I saw nothing wrong in this approach – after all, haven’t the British borrowed the ideas of others ever since the Renaissance? And the various findings (not all) were often interesting, illuminating and sometimes even witty. But 10 teams doing very different things in different ways, made for a complex, reflective show that was all wrong for the Biennale. What works in the jostling fairground of competing pavilions in the Giardini is not subtlety or multiple stories: it is a single, strongly visual theme carried through with conviction and panache. But what was a weakness in Venice should be a strength at the RIBA. Taken on its own terms, without all the noise of competing attractions, Venice Takeaway – subtitled ‘Ideas to Change British Architecture’ – has the chance to blossom.

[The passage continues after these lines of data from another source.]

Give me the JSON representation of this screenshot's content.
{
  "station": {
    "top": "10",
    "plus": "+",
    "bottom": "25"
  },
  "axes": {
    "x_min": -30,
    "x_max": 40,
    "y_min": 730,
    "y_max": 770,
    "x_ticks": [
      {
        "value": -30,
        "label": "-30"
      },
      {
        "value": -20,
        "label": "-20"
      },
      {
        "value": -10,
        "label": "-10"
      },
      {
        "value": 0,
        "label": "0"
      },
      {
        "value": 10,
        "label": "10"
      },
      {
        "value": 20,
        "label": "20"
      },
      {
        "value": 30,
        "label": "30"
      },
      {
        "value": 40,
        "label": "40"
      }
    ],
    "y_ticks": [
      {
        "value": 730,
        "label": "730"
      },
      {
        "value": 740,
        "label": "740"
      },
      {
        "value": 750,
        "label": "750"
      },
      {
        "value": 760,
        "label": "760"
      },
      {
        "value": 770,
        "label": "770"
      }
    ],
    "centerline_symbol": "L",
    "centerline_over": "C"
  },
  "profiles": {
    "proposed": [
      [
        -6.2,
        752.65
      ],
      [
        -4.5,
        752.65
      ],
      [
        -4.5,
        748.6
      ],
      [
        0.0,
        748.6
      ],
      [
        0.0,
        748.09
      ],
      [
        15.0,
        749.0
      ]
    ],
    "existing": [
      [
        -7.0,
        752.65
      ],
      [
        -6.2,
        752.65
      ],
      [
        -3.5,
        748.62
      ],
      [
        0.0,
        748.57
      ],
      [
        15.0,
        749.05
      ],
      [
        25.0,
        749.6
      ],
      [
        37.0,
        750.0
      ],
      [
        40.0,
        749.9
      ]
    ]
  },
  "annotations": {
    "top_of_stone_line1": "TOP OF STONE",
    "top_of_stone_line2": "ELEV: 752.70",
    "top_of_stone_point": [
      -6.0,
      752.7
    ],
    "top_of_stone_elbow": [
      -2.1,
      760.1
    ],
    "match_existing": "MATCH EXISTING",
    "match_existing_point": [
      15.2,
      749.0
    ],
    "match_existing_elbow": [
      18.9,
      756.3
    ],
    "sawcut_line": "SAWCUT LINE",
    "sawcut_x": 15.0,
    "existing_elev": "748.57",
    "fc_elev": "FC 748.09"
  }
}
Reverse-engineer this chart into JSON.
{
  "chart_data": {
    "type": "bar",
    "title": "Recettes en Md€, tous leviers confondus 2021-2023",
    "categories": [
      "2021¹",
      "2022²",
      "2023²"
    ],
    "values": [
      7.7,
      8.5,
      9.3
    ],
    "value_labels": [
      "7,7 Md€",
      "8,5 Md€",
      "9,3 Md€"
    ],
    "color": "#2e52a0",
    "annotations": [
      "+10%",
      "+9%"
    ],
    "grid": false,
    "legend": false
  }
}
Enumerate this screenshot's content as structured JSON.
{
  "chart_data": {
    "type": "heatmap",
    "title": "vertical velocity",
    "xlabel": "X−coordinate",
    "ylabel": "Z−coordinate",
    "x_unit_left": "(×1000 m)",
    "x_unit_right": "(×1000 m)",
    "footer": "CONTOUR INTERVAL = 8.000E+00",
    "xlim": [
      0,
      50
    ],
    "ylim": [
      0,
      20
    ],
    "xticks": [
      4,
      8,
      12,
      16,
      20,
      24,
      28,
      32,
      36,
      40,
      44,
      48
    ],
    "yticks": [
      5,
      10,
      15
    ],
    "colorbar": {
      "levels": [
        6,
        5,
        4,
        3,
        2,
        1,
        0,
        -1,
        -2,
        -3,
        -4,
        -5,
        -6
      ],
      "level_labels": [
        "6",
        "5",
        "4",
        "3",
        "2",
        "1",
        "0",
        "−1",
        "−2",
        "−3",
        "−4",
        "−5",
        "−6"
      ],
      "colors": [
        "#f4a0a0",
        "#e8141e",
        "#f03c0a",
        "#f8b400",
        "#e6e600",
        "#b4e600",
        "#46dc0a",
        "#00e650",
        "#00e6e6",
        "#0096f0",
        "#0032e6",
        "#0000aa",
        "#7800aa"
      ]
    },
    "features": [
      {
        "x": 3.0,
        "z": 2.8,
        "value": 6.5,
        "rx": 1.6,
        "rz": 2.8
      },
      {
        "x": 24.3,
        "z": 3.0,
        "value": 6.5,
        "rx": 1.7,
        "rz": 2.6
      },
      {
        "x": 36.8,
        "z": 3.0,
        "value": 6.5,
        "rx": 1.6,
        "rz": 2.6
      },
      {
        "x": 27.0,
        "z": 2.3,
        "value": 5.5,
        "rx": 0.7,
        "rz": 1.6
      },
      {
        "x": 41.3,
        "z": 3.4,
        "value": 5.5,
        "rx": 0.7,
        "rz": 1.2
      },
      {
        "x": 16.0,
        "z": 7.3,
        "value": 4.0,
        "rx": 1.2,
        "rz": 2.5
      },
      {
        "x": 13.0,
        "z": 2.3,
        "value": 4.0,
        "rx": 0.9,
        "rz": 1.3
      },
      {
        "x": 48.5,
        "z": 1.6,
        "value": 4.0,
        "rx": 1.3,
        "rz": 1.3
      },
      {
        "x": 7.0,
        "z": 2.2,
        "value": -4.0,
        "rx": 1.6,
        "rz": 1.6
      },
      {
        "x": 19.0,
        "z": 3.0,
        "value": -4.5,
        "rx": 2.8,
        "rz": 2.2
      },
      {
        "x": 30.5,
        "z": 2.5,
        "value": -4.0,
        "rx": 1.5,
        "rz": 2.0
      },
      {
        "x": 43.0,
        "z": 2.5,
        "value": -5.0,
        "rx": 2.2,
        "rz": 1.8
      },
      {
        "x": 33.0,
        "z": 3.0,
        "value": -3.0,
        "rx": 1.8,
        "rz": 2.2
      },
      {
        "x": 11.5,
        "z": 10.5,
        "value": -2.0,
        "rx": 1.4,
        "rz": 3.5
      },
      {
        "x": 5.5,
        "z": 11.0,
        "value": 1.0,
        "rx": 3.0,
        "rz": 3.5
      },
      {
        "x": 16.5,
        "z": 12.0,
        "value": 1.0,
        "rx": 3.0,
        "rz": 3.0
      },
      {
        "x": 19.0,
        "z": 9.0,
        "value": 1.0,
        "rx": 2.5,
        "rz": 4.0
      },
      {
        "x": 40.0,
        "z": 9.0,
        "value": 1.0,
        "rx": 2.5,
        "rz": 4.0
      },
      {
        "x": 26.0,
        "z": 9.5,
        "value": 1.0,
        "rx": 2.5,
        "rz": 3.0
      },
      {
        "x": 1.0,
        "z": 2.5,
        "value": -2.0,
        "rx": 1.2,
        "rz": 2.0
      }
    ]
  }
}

To be fair, this was always the intention. Co-curators Vicky Richardson of the British Council and Vanessa Norwood of the Architectural Association planned this to be a venture that snowballed to some extent. These were not to be closed research topics.
By chance, two of the ‘provocations’, as Norwood calls them, turned out to be very timely indeed. Although sending Alex de Rijke to the Netherlands in a boat might seem a bit obvious, following the floods that subsequently swept Britain, his researches into the potential of floating housing make considerable sense. Mind you, the waterway moorings of Britain are already jammed with residential boaters. And then Aberrant Architecture was on the money with its investigation of Rio’s Niemeyer-designed prefabricated schools programme. By Christmas, Niemeyer was sadly dead and tributes were pouring in – you’ll find one by Norman Foster in this issue – while a stripped-down British school-building programme is finally getting under way. What can Niemeyer teach us about good low-cost schools?
We covered two other ‘explorers’ – Mark Hackett and Declan Hill of the Forum for Alternative Belfast – in the last RIBAJ (December/January issue, pp 62-63) with their plans for a Berlin IBA-style international building competition in the city to fill its swathes of cleared land. Given that many British architects are twiddling their thumbs right now, how about Ross Anderson and Anna Gibb’s tribute to the ‘paper architects’ of 1980s Moscow? And while we tend to look to work in China instead, consider Darryl Chen’s suggestion of bottom-up new suburban planning based on a Beijing example.
There’s hard, RIBA-style research here too. A proposal for a UK ‘Exploratory Land Archive’ by Smout Allen and Geoff Manaugh, based on a Los Angeles precedent documenting land use; Elias Redstone’s analysis of how Argentinian architects finance their own developments; a study of the image and role of the architect by The Public Works, Urban Project’s Bureau and critic Owen Pritchard; and Liam Ross and Tolupe Onabolu’s comparison of the different approaches of Edinburgh and Lagos to building regulation. Learning from Lax Lagos, you might say.
Finally, architects often seem hidebound as much by fashion and ego as by regulation. So Takero Shimazaki tries to uncover the secret of Japanese architect Itsuko Hasegawa, who manages close community involvement in very individual projects. Being a facilitator need not mean dull and compromised projects.
These lines of inquiry – while undoubtedly more than somewhat navel-gazing from the point of view of the general public – can be seen as a sign of the profession’s strength, not as a weakness. Recession SHOULD be a time of reflection for architects: there is merit in coming together to discuss ideas outside daily practice. The real test will be in how many, if any, of these international ideas can fruitfully be adapted and used here.